今井翔太:はい。各社がハードウェアを自社開発するトレンドは、今後さらに加速すると考えています。例えば、Metaが非常に大規模な300億パラメータのLlama 3を発表すると予告していますし、他社も同様の動きを見せています。
この背景には、基盤技術レベルでの収束が起きつつあるという状況があります。つまり、モデルのサイズがほぼ同じになり、インターネット上のデータもほぼ出尽くしてくると、各社の差別化要因として、独自ハードウェアの開発が重要性を増してくるのです。これは、生成AI開発における新しい競争軸の形成を示唆しています。
前川徹:そうなると、業界の勢力図にも大きな変化が起きそうですね。
今井翔太:その通りです。特に既存の高品質データを持つ企業や、独自のハードウェア技術を持つ企業が、新たな競争優位性を築く可能性が出てきています。これは、生成AI業界における「第二幕」の始まりと言えるかもしれません。
11.3. 日本企業の競争力、UI/UX面での逆転可能性
今井翔太:日本の生成AI分野における競争力について、私は非常に前向きな見方をしています。例えば、Stability AIの日本法人であるPreferredやその他の日本企業が、最先端の技術開発で成果を上げています。

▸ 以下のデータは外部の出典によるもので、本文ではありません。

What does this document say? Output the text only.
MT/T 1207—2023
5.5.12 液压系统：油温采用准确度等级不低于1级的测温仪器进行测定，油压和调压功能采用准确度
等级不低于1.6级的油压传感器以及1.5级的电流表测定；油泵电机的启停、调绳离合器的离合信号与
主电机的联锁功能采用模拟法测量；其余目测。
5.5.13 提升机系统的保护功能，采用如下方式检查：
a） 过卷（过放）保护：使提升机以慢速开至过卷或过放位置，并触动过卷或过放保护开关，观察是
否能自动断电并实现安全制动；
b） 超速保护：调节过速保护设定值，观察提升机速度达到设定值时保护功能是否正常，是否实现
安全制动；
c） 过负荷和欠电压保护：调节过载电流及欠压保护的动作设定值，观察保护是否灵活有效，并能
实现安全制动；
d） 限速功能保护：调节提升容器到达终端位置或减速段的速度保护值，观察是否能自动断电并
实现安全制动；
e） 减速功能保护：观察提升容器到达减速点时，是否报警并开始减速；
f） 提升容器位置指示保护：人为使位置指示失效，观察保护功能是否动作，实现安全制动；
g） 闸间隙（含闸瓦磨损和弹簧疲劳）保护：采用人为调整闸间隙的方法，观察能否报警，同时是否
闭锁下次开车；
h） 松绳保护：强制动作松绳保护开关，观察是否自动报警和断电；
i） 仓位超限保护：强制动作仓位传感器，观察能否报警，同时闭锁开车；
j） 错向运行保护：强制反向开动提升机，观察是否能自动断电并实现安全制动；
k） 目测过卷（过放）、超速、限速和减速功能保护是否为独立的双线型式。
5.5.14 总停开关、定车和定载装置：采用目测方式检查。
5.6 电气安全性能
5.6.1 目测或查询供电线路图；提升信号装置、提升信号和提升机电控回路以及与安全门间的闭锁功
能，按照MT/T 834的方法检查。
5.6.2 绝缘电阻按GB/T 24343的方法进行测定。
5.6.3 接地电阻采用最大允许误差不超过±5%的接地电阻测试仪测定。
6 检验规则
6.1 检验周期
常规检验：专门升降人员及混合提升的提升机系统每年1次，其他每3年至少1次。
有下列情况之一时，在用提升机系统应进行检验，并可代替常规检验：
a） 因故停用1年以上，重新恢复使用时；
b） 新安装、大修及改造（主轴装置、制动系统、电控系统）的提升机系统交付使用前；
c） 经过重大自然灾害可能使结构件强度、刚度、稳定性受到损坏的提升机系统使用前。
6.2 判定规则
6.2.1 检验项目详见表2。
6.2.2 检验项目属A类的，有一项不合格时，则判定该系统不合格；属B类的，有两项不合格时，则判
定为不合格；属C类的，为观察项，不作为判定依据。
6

前川徹:これまでの日本のIT分野での実績を考えると、意外な評価に聞こえますが。
今井翔太:確かに日本は、GAAFAと呼ばれる企業との競争で後れを取り続けてきた歴史があります。しかし、現在の生成AI市場は非常に興味深い状況にあります。基盤技術のレベルで収束が起きつつあり、各社のモデルサイズが同じような規模になり、利用できるインターネット上のデータもほぼ出尽くしてきている状況です。
前川徹:そうした状況が、日本企業にとってチャンスになるということでしょうか?
今井翔太:はい。この状況下では、純粋な技術力による差別化が難しくなってきています。代わりに重要になってくるのが、UI/UXの質や、文化的な要素を含めたサービスの総合的な完成度です。この領域こそ、日本企業が得意としてきた分野です。緻密なUI/UXの設計や、きめ細かいサービス品質の追求といった日本の強みが、大きな意味を持つ可能性があります。
前川徹:具体的にはどのような逆転シナリオが考えられますか?
今井翔太:例えば、日本特有の高品質なデータ、具体的には国会図書館の書籍データなどを活用した独自モデルの開発や、日本の文化的背景を活かしたUI/UXの設計などが考えられます。基盤技術の収束という状況は、むしろ日本企業にとって、これまでの遅れを取り戻すチャンスになる可能性があると考えています。